Она обронила ещё одну купюру, взгляд врача было далёким, как у человека во время гипнотического сна. Маделен знала, что теперь он находится у неё под наркозом. Теперь главным было усыпить его подозрения, оставив при этом его умственные способности в неприкосновенности.
— Да, что мы всё ищем? — произнёс он. — Может ли кто-нибудь дать ответ на этот вопрос?
— Мы?
— Я тоже искал.
— И нашли?
Врач посмотрел в какую-то удалённую, только ему одному видимую точку.
— Если бы всё было так просто!
— Эти снимки, это вы их сделали? Он покачал головой:
— Старые добрые дни. Золотое время. Каких-нибудь десять лет назад. Когда мы ещё смели надеяться.
Маделен вопросительно тронула его за рукав халата.
— Я помню те времена, — сказал он. — Но не говорю о них. Так лучше. При сложившихся обстоятельствах.
— Расскажите уж, — мягко попросила Маделен. — Собака всё равно никому не расскажет.
Александр Боуэн чувствовал приятное отсутствие ясности. Окружающая обстановка напоминала ему о его собственной больнице, сканированные изображения создавали впечатление, что он выступает с докладом на научной конференции, слушающая его женщина могла вызвать в памяти заседание правления, а деньги указывали на договор с его адвокатом. Казалось, что вся эта ситуация самым приятнейшим образом улаживает разногласия между такими непримиримыми ролями его жизни.

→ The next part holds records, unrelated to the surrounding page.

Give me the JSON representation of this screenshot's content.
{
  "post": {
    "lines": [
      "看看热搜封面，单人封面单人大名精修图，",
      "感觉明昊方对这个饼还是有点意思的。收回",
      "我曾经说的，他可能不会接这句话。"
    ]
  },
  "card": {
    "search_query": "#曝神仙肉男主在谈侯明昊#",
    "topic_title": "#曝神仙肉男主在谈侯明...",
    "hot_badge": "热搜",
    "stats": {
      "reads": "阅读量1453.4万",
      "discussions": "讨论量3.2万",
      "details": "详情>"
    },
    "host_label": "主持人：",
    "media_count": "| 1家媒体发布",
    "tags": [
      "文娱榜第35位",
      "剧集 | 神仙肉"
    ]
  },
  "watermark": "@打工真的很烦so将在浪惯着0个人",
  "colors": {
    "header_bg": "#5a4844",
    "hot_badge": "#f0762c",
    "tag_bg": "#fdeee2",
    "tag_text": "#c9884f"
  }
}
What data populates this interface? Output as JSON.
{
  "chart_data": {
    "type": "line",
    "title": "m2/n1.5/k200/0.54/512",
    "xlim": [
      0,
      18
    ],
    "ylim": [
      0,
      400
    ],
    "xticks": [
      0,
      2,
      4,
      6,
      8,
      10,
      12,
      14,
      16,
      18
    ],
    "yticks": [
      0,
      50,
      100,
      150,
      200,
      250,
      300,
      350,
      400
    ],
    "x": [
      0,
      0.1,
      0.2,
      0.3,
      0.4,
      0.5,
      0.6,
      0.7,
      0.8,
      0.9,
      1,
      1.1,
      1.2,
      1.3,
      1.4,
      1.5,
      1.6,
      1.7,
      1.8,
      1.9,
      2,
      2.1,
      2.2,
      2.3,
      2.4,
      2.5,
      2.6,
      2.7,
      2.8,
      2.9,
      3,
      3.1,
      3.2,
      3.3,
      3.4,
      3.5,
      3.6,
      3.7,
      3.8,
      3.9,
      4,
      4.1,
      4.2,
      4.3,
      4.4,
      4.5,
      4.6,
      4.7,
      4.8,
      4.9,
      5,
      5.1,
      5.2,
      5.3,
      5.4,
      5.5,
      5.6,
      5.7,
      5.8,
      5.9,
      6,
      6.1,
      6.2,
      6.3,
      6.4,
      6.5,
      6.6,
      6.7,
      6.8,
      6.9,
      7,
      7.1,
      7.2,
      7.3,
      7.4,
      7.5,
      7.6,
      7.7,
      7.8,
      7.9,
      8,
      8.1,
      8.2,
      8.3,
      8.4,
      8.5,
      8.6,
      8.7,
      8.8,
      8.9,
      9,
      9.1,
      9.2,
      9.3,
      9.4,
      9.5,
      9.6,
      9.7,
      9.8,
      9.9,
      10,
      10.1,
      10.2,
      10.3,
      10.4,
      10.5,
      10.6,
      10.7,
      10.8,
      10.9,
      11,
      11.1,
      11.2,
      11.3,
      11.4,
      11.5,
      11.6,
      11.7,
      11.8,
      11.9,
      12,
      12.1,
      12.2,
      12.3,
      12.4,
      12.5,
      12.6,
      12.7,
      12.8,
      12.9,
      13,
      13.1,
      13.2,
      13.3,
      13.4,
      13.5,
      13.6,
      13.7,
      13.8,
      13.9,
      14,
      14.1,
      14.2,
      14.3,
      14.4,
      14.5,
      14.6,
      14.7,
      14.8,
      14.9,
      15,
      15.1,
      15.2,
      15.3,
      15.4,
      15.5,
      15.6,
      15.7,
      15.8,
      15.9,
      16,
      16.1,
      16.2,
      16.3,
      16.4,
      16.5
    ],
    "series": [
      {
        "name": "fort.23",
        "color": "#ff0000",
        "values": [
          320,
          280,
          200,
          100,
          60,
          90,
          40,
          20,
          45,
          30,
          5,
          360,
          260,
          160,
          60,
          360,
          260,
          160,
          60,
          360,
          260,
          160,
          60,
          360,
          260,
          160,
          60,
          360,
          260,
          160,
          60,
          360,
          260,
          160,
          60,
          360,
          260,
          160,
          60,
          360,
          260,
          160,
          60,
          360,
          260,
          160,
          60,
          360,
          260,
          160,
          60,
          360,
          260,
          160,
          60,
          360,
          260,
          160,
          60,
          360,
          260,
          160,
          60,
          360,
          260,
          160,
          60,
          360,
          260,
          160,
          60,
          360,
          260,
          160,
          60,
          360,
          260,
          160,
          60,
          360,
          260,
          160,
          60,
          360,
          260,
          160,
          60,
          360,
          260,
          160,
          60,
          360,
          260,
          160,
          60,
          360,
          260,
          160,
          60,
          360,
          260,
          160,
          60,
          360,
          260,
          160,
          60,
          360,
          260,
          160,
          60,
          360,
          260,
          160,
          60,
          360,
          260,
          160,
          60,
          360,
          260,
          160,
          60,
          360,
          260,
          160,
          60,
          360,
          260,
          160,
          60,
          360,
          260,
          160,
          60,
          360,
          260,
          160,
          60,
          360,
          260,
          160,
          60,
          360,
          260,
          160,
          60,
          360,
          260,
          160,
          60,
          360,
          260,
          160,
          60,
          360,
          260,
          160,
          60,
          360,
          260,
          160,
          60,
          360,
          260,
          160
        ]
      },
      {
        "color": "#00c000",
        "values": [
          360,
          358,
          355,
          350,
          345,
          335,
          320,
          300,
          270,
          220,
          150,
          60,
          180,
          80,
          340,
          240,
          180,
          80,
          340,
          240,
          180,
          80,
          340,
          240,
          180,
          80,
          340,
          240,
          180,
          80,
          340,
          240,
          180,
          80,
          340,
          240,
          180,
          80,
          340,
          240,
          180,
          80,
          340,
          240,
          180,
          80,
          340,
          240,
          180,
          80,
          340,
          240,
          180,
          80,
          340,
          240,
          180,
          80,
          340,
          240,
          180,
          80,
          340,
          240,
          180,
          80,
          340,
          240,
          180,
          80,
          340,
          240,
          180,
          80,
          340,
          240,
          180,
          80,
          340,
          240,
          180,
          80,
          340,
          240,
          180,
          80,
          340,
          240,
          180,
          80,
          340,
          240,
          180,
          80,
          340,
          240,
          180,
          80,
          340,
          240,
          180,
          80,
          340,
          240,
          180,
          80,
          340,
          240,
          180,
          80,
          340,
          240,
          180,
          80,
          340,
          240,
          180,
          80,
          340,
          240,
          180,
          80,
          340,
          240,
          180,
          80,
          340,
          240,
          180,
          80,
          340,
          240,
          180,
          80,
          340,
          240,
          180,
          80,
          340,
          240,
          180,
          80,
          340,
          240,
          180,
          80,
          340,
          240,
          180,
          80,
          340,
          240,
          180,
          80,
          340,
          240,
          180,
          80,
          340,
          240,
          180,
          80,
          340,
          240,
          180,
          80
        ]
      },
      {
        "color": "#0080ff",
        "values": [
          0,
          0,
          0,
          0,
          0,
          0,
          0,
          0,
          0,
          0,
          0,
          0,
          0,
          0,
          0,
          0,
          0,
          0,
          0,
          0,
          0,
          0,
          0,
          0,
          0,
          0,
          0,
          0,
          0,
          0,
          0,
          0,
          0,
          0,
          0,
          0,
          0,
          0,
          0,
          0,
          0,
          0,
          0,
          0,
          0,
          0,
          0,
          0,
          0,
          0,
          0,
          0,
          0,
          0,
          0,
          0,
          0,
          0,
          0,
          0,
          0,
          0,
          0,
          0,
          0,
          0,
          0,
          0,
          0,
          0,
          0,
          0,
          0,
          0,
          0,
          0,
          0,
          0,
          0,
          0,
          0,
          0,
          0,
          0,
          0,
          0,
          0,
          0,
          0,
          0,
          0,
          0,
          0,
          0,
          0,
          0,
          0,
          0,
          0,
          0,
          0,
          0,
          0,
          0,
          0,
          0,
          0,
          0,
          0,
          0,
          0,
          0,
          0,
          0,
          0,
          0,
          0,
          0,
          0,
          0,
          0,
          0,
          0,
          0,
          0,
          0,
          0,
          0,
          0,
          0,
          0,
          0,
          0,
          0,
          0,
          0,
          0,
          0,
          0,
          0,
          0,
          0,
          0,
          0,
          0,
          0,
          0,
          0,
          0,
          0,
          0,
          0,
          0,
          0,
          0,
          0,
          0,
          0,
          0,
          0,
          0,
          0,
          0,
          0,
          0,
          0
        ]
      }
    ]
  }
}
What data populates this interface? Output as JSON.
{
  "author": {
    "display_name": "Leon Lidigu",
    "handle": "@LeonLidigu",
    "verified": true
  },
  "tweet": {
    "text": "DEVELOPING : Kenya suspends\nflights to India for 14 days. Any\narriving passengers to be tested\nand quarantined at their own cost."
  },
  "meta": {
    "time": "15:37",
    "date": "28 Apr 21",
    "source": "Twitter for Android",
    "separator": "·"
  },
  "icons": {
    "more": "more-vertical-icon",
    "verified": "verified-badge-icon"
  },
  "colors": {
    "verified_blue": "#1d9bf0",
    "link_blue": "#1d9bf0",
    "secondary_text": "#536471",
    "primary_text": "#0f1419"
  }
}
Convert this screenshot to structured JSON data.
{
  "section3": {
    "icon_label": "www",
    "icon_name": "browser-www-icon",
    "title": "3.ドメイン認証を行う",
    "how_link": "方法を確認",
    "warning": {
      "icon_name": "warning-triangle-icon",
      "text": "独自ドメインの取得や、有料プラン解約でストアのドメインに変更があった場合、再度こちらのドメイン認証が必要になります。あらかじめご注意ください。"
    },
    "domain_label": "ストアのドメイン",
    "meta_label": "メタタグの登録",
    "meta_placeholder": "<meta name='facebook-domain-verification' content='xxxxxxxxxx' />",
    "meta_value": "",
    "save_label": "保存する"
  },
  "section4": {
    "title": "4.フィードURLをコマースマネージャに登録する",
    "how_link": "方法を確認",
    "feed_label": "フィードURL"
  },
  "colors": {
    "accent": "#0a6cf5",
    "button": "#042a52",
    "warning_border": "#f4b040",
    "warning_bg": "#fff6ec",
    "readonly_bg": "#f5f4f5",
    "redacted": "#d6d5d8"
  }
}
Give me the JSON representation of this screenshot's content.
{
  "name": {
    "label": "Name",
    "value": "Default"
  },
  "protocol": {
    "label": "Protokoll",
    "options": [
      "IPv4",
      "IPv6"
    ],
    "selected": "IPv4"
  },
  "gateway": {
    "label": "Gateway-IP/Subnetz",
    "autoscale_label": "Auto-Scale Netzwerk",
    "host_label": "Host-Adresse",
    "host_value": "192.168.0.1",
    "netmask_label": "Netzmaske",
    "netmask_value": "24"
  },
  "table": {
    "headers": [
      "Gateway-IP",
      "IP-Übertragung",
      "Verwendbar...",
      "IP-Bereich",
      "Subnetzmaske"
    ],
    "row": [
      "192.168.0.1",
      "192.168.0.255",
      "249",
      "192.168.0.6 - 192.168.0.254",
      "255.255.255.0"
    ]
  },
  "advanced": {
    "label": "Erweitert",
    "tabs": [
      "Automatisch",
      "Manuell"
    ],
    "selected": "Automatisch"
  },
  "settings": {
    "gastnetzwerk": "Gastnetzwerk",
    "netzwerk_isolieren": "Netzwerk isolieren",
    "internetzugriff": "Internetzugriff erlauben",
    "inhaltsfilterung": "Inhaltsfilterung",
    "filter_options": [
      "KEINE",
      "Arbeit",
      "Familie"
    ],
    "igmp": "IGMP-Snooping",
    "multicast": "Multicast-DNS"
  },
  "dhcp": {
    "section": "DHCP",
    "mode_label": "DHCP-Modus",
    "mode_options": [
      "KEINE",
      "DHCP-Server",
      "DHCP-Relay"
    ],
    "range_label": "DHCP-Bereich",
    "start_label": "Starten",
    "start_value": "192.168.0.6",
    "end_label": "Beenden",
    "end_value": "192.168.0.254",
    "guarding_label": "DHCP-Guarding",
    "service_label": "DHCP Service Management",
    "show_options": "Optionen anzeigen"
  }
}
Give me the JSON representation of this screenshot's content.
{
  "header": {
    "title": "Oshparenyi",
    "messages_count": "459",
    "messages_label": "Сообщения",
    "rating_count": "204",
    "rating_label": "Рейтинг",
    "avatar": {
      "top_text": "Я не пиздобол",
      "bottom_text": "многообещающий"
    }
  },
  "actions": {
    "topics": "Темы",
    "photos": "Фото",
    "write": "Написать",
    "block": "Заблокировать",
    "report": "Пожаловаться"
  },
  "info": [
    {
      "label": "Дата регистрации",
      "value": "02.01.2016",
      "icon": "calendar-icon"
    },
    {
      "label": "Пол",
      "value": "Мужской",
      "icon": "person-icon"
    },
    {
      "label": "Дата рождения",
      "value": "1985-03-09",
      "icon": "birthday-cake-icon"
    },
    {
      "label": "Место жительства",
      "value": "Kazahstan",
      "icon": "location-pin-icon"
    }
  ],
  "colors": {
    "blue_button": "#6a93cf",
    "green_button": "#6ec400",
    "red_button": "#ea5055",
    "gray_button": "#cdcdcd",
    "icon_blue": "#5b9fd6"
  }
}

— Массачусетс, — проговорил он. — Вопрос о природе интеллекта. Исследования, не имеющие аналогов. Мы обогнали всех. Мы чувствовали, что почти у цели. Поймите: мы были внутри самого мозга. Ближе подойти невозможно. Ближе не бывает. Это было так… ошеломляюще интимно. Хотя это были всего лишь обезьяны. Мы подошли совсем близко. К тому, чтобы стать единым целым. С чужим сознанием. Представьте себе разочарование. Когда всё вдруг испаряется. Превращается в ничто. И вот ты остаёшься со страшной пустотой. Когда всё вокруг тебя ещё надеются. Но сам ты знаешь, что всё закончилось. Horror vacui.[5]